一見意味不明に描かれたものでも緻密にメッセージが織り込められていた。

太陽の塔の説明で僕はハッとした。

これは奇抜な塔ではない。宇宙の中心軸となる「生命の樹」なんだそうだ。
偶然にも僕が来年3月公開予定の舞台の題材がユグドラシル。
「世界樹」とか「宇宙樹」と呼ばれるもの。講演の内容を聞けば聞くほど
リンクしていく。知りたかった答えがつながっていく。
同展に呼ばれて来た気がした。

講演会の後、再度絵を見る。今度は込められたメッセージを考えながら。
深い知識と世の中に感じていた不条理に対するメッセージ。
ますます同氏の作品が面白く感じた。

芸術は観るもではない。
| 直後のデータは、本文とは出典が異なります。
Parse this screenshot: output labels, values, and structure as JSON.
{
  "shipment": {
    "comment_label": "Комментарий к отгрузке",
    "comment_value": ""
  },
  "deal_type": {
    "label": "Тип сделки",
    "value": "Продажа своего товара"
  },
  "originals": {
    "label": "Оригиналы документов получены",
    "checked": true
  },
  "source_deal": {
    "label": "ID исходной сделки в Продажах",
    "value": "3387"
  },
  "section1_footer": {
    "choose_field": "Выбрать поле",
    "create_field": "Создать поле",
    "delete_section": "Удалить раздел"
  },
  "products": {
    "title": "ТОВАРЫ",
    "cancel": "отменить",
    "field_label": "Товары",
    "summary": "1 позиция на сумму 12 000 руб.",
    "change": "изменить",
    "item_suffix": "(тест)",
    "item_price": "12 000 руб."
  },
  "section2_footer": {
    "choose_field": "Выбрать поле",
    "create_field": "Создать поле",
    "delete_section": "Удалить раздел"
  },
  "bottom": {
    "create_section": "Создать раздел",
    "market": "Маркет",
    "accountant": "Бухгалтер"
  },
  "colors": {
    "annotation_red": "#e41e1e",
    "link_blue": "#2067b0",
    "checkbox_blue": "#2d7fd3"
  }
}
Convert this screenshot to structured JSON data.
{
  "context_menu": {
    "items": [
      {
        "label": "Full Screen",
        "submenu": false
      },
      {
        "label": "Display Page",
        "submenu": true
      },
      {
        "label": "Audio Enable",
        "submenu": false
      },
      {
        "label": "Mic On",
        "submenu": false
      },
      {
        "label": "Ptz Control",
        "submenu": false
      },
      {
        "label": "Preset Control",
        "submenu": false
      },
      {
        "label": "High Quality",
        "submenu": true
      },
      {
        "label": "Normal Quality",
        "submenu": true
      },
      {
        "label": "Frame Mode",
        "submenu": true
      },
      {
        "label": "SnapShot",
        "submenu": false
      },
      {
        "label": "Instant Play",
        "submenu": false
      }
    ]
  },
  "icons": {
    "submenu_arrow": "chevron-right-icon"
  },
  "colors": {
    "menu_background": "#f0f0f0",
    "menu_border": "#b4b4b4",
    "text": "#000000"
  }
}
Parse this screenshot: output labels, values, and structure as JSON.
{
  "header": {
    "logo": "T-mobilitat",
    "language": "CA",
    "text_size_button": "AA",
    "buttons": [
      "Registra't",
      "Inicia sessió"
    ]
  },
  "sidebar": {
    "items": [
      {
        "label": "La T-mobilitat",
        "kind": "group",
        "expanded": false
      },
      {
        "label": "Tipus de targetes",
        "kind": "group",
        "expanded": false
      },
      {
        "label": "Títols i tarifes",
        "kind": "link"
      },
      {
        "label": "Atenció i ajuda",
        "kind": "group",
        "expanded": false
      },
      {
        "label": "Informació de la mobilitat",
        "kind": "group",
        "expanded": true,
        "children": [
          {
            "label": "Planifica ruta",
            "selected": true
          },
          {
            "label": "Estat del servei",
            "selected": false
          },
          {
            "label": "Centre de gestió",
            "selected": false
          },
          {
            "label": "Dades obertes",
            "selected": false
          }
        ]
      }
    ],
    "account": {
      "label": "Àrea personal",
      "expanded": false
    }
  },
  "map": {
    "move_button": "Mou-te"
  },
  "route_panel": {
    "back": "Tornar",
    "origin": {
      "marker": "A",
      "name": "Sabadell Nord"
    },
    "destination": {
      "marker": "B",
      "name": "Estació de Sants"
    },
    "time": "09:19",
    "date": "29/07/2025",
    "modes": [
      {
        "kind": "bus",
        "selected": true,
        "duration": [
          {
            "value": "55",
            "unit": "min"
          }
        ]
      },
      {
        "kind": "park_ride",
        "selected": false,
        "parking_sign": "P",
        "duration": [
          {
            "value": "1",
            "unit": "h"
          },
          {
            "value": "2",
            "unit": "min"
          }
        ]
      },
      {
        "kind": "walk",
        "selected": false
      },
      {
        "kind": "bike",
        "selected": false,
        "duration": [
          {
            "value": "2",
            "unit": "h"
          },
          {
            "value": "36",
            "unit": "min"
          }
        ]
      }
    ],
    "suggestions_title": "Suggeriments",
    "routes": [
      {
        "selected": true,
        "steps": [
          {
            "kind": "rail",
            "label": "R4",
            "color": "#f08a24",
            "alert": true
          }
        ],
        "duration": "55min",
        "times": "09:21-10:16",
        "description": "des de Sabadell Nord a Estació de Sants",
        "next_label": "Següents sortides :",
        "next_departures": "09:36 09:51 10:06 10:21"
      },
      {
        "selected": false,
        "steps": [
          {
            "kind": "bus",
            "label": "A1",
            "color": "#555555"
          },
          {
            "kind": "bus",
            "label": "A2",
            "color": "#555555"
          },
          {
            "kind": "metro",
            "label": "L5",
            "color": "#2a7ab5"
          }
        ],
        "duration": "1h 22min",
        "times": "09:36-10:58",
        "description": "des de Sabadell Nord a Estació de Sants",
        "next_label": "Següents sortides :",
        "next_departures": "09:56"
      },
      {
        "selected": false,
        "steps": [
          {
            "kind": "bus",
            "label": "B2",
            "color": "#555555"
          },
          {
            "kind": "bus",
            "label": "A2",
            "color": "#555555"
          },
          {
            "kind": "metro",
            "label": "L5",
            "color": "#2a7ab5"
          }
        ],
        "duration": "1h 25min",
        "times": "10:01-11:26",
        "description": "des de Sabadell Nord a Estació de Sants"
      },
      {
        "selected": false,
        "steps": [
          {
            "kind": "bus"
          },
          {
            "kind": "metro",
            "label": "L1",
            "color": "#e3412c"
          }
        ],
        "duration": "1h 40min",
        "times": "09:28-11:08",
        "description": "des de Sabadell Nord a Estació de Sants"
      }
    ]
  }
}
創るべきものだ。

という
同氏の言葉が刺さった。

展覧会に行った次の日、ラジオを聴いていると
また岡本太郎氏の名前が耳に入ってきた。
70年前の12月太平洋戦争が始まった日、著名人はどんなことを
発言していたが?という内容だった。意外にも反戦的な発言は少数だったそうだ。
そんな中、海外経験があり広い視野をもっていた若い同氏は悲愴な発言をしていた。
社会の不条理に対する怒り。その後の創作の種火。

その後のラジオのニュースでは政治家の汚職事件の話(笑)
世の中の不条理に政治が全く機能していない。むしろその根源(笑)
表現者が最後の砦だと感じる。

来年はもっと爆発しようと思う。